Cesare al contrattacco
Caesar, certior factus ab Titurio, omnem equitatum...suis auxilium ferrent non poterat.
Cesare, informato da Titurio riguardo alle scorrerie dei Belgi, trasferisce tutta la cavalleria e i Numidi dall'armatura leggera, i frombolieri e gli arcieri, al di là del ponte, e si dirige verso di loro. In quel luogo si combatté accanitamente.
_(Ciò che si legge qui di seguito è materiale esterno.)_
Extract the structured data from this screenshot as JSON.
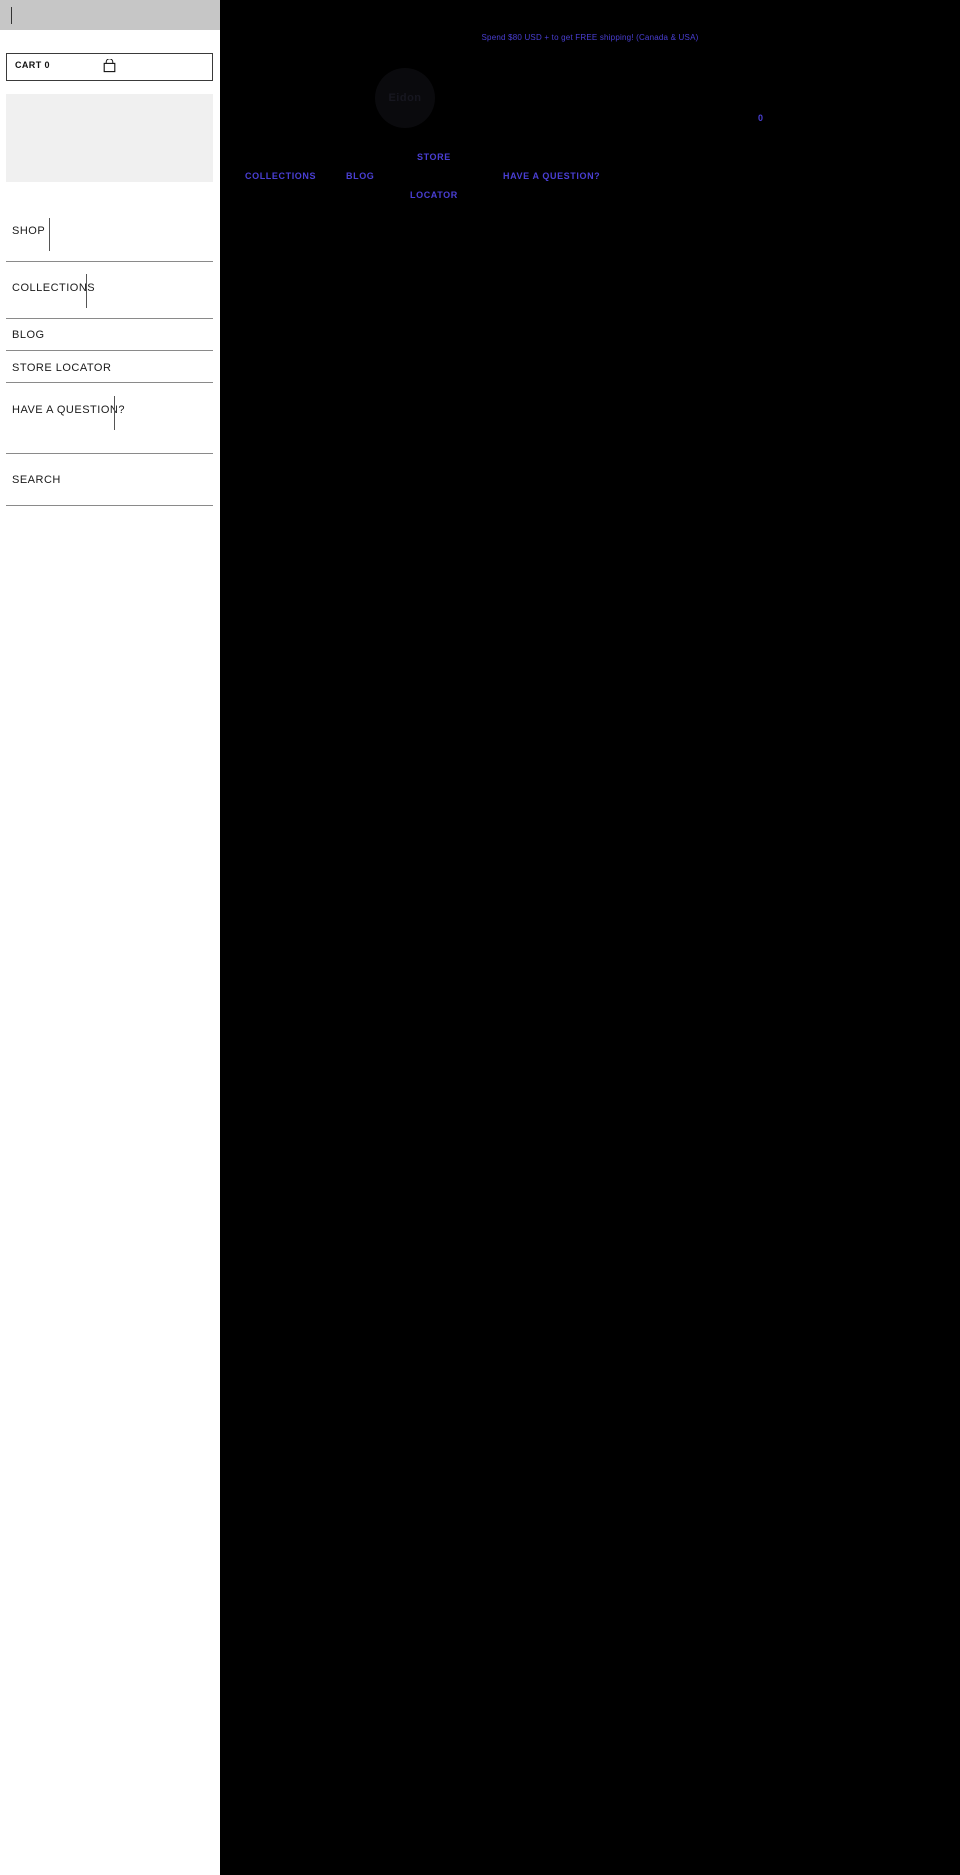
{
  "left_panel": {
    "topbar": {
      "caret": "|"
    },
    "cart": {
      "label": "CART 0",
      "icon": "shopping-bag-icon"
    },
    "placeholder_block": "",
    "menu_items": [
      {
        "label": "SHOP",
        "has_caret": true
      },
      {
        "label": "COLLECTIONS",
        "has_caret": true
      },
      {
        "label": "BLOG",
        "has_caret": false
      },
      {
        "label": "STORE LOCATOR",
        "has_caret": false
      },
      {
        "label": "HAVE A QUESTION?",
        "has_caret": true
      },
      {
        "label": "SEARCH",
        "has_caret": false
      }
    ]
  },
  "right_panel": {
    "promo_banner": "Spend $80 USD + to get FREE shipping! (Canada & USA)",
    "logo_text": "Eidon",
    "cart_count": "0",
    "nav_links": [
      {
        "label": "STORE"
      },
      {
        "label": "COLLECTIONS"
      },
      {
        "label": "BLOG"
      },
      {
        "label": "HAVE A QUESTION?"
      },
      {
        "label": "LOCATOR"
      }
    ]
  },
  "colors": {
    "accent_link": "#4a3fd4",
    "panel_dark": "#000000",
    "panel_light": "#ffffff",
    "topbar_gray": "#c6c6c6",
    "block_gray": "#f0f0f0"
  }
}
I nostri, aggredendo i nemici in difficoltà nel fiume, uccisero un gran numero di essi; (i nostri) per mezzo di una moltitudine di frecce respinsero i rimanenti, i quali, in maniera coraggiosissima, si sforzavano di passare tra i cadaveri di quelli, e dopo che ebbero accerchiato con la cavalleria i primi che erano passati, li uccisero. I nemici, quando compresero che era venuta loro meno la speranza sia di espugnare la città, sia di attraversare il fiume, e videro che i nostri non avanzavano in una posizione più sfavorevole allo scopo di combattere, e che l'approvvigionamento di grano cominciava a mancare loro, dopo aver convocato un'assemblea, stabilirono che la cosa migliore era che ognuno ritornasse nella propria patria, e che si radunassero da ogni parte per difendere coloro nel cui territorio i Romani avessero introdotto l'esercito, affinché combattessero nel proprio territorio anziché in uno altrui, e si avvalessero delle truppe del loro paese ai fini dell'approvvigionamento di grano.
A quella decisione, insieme alle restanti motivazioni, li condusse anche questa riflessione, il fatto che avevano saputo che Diviziaco e gli Edui si avvicinavano al territorio dei Bellovaci. Non era possibile persuadere costoro ad attendere più a lungo, e a non portare aiuto ai loro (alleati).